3. Challenges of adaptability in complex scenarios
Challenges : Lack of adaptability to complex needs and scenarios, low adoption rate and coverage.
Solution :
Huawei adopts a phased approach: first SFT tuning to deal with old features, and then using RAG to accelerate the generation of new features. Postal Savings Bank of China builds larger and more diverse test data sets for specific scenarios. Dewu enhances its ability to handle complex scenarios through continuous batch dialogue and expert experience input.
4. Integration and implementation challenges
Challenge : Integration of large models with existing testing processes, tools, and platforms.
Solution :
Baidu TestMate provides a wealth of visual interactive components, which can be embedded in the Web UI to achieve linkage with existing platforms. Huawei integrates the TestMate IDE plug-in to achieve online reasoning and streaming code generation. Postal Savings Bank of China integrates intelligent R&D and testing capabilities into the DevOps platform and testing platform to achieve seamless integration.
6. Future Development Trends
1. Technological evolution trend
The application of big models in behavior generation scenarios (such as use case execution, result analysis, automatic program repair, etc.) will continue to deepen. The introduction of multimodal large models will make testing smarter and able to handle multiple input forms including images, audio, etc. Customized model training will become more popular, and companies will perform domain tuning and vertical scenario optimization based on open source large models.
2. Application scenario expansion
Automatic defect repair: The entire process from defect detection to automatic code repair is intelligent. Full-scenario testing: covers the entire process from requirements analysis to acceptance testing. Intelligent test operation and maintenance: Use big models to manage the test environment, govern test data, etc.
3. Organizational change trends
Transformation of testing roles: Testers shift from writing tests to designing test strategies and analyzing results. Reconstruction of test system: Build new test platform and test process based on big model. Human-machine collaboration mode: People and large models work together to give full play to their respective advantages.
VII. Conclusion and Recommendations
1. Conclusion
The application of big models in the field of software testing has achieved significant results, mainly in terms of improved test efficiency, improved test quality, and enhanced test coverage.

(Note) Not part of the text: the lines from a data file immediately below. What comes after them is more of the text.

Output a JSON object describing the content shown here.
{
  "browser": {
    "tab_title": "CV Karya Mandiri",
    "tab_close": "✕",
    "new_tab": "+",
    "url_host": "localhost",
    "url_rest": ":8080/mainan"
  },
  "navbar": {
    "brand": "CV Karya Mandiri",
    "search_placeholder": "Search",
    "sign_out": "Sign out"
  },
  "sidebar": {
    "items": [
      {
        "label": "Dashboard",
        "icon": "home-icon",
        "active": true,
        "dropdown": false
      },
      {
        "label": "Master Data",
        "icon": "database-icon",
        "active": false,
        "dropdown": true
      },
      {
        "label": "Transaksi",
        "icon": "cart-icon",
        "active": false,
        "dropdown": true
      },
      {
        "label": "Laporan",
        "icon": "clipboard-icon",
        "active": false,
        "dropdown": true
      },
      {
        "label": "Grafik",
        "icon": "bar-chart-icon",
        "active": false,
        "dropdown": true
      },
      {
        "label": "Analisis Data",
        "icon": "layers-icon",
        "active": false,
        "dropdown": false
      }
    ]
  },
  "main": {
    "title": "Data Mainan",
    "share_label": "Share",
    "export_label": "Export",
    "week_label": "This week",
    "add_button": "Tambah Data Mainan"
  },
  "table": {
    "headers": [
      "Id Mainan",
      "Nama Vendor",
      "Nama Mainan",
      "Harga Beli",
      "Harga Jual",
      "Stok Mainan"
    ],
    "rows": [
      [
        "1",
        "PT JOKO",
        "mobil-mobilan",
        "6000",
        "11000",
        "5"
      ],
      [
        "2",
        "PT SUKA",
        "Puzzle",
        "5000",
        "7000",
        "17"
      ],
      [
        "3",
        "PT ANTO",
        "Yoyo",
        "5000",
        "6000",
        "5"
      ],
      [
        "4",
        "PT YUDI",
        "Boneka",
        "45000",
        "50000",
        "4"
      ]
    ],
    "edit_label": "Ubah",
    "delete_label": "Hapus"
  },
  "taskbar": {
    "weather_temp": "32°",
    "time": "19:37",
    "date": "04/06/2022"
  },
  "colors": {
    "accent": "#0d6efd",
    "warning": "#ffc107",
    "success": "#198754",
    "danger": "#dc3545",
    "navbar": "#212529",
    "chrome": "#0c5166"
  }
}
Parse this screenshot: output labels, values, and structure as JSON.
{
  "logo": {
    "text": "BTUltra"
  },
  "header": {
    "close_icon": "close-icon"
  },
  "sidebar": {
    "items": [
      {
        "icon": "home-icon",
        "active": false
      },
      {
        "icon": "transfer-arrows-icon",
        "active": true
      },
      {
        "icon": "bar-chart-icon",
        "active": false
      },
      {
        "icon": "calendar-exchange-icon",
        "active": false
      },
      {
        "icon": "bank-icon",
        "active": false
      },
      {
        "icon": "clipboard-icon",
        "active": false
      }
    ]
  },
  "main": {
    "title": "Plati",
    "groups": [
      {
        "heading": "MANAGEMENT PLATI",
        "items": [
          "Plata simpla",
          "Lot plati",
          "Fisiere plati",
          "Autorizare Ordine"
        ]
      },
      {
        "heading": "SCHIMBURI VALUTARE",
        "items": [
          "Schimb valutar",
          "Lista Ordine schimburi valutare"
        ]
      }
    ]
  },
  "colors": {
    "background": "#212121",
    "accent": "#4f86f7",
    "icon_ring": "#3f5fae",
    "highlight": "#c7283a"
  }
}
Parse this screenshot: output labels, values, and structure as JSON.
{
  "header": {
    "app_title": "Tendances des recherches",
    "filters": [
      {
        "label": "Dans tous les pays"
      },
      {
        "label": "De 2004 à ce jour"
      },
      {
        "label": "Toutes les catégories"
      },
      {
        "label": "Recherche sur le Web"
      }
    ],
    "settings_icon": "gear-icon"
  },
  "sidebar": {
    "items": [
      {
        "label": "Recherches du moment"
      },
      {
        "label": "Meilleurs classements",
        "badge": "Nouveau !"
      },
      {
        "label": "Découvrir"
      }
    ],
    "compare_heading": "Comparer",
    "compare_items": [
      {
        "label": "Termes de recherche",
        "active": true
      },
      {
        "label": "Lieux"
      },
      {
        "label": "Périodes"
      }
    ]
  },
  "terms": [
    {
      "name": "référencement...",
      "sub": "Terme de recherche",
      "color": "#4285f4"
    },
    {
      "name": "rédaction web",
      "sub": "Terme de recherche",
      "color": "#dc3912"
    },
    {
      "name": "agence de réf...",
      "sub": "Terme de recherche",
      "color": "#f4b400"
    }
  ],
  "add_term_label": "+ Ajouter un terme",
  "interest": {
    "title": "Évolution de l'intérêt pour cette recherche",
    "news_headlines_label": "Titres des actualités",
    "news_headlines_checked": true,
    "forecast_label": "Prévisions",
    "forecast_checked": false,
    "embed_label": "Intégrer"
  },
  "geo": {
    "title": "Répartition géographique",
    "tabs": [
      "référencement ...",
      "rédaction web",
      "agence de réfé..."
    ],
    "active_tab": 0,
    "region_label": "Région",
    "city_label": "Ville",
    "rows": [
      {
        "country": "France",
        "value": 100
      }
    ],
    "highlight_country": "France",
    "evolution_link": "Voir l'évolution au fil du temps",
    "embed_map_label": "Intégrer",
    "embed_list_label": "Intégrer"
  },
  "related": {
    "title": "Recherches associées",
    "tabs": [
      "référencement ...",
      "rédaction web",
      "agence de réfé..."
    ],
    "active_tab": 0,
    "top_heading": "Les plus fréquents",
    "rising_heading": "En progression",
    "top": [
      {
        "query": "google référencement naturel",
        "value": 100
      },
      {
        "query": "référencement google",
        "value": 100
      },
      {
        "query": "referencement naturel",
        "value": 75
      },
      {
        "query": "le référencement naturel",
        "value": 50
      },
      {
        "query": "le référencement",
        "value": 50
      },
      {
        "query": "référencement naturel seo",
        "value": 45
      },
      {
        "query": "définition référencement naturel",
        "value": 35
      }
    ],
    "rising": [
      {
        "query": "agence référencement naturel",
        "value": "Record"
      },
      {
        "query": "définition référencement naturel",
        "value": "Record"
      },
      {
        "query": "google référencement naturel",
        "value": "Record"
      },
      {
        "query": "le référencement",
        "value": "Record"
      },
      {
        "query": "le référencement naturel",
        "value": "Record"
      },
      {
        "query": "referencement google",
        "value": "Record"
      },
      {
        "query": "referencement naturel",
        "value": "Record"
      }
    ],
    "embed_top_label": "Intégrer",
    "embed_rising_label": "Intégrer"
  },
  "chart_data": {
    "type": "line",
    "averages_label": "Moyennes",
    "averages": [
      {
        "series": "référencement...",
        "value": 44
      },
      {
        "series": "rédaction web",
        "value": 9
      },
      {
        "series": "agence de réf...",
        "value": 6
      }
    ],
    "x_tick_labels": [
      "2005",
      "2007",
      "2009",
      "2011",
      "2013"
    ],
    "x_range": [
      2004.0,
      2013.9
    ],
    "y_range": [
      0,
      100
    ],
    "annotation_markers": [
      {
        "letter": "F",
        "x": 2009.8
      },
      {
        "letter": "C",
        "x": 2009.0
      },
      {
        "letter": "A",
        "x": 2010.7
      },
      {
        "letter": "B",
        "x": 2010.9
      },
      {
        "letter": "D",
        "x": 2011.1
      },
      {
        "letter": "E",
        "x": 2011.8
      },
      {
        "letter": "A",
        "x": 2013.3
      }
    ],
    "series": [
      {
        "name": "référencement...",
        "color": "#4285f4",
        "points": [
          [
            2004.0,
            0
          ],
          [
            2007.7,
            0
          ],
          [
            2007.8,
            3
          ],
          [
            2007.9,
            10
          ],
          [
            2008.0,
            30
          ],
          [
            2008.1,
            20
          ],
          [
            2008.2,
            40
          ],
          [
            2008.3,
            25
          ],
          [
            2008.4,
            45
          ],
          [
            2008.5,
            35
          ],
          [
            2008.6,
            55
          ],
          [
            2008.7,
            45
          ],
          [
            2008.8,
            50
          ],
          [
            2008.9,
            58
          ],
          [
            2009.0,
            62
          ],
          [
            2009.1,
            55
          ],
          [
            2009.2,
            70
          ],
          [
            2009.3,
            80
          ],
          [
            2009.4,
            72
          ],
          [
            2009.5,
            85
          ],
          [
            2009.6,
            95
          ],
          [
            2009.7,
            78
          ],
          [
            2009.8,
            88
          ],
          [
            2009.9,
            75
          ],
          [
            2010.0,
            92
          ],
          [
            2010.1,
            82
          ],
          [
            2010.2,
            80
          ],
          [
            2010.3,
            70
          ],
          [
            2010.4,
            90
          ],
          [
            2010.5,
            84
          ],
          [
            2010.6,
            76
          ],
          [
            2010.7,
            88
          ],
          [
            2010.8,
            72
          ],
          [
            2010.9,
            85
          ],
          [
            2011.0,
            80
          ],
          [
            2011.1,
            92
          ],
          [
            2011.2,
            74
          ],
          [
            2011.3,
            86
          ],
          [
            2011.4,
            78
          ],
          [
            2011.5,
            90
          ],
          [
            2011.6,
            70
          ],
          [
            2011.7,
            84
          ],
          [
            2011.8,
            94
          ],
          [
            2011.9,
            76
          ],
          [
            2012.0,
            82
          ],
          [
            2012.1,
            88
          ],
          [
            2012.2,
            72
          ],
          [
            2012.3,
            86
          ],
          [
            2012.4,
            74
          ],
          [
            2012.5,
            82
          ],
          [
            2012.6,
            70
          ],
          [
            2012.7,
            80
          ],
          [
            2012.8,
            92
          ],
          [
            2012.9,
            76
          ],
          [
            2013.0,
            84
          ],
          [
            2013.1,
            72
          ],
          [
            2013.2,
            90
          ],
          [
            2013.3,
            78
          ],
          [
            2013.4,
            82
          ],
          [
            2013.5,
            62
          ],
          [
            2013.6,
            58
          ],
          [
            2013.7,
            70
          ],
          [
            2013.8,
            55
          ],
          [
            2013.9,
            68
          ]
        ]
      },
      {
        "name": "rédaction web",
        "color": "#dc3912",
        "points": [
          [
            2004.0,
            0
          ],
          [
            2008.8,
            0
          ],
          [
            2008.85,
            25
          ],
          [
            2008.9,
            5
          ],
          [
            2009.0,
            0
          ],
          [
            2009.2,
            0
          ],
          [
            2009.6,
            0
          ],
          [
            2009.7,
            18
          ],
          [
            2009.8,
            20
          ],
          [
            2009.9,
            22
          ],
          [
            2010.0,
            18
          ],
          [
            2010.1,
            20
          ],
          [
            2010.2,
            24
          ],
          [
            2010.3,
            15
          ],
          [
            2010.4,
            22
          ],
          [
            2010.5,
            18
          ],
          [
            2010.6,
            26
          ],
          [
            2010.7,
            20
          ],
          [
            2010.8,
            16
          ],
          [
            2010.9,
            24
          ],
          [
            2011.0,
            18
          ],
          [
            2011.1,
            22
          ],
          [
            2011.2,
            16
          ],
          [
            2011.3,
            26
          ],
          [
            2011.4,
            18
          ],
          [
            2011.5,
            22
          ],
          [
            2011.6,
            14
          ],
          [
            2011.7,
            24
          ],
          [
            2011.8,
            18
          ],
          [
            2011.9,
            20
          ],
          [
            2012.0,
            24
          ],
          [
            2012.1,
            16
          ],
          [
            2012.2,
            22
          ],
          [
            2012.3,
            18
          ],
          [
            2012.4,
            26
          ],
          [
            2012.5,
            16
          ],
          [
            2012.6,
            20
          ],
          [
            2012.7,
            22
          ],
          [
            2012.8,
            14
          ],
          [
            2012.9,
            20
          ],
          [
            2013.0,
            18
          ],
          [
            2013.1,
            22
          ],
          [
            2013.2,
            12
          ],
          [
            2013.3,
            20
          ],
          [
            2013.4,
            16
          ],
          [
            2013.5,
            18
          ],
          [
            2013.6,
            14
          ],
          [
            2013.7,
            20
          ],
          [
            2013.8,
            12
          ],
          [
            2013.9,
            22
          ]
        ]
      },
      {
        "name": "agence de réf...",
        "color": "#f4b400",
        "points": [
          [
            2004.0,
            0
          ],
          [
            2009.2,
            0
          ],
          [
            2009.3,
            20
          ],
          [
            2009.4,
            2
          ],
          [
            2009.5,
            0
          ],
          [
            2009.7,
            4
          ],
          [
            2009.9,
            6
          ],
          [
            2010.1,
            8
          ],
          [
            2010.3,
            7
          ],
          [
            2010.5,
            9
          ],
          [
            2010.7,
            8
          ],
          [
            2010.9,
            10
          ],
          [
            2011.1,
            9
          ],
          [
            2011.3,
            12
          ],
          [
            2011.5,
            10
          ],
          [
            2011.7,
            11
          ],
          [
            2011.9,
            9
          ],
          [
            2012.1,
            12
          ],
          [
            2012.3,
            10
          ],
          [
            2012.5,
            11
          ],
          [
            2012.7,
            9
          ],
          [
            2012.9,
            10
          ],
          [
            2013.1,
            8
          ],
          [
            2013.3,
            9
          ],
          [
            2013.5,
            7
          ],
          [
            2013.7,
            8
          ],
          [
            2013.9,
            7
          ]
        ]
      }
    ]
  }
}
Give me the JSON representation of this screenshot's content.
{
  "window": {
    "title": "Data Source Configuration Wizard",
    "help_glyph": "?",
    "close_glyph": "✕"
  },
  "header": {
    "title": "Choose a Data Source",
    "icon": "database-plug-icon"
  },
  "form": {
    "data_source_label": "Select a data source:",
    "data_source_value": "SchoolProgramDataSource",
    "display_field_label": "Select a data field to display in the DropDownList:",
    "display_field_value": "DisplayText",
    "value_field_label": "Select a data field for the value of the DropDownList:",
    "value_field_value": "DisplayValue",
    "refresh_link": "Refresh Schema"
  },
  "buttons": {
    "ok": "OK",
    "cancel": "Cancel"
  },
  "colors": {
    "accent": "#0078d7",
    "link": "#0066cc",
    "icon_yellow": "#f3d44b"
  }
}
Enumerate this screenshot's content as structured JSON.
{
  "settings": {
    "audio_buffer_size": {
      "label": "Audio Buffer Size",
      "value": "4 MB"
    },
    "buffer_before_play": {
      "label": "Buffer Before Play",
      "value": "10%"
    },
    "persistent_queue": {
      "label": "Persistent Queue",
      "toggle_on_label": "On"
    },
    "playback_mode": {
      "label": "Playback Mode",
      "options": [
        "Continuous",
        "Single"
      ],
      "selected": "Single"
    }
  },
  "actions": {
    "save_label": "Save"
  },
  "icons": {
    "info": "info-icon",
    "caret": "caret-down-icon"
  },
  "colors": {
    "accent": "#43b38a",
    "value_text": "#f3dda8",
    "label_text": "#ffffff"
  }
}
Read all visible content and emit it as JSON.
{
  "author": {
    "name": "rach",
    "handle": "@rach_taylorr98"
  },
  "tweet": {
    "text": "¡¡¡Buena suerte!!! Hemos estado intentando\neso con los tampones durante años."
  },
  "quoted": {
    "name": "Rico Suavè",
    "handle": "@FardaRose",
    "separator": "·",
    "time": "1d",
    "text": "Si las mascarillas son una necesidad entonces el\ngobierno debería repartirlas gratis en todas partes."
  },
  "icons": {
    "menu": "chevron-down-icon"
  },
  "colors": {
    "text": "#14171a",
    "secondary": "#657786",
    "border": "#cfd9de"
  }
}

However, current applications are still mainly in text generation scenarios, and there are challenges such as data quality, model reasoning, and adaptability to complex scenarios.
2. Recommendations for Enterprises
Develop a phased application strategy : start with relatively mature scenarios such as test case generation, and gradually expand to more complex scenarios.
Focus on data accumulation and governance : Build a high-quality test database to provide a foundation for large-scale model applications.
Adopt a hybrid technology route : combine RAG, prompt engineering, model fine-tuning and other technologies to improve generation quality.
Emphasis on integration with existing systems : Ensure seamless integration of large models with existing testing platforms and tools.
Focus on improving the capabilities of testers : train testers to master large-scale model application skills and adapt to role changes.
Continuous evaluation and optimization : Establish an effective evaluation system, quantify the application effect of large models, and continuously optimize.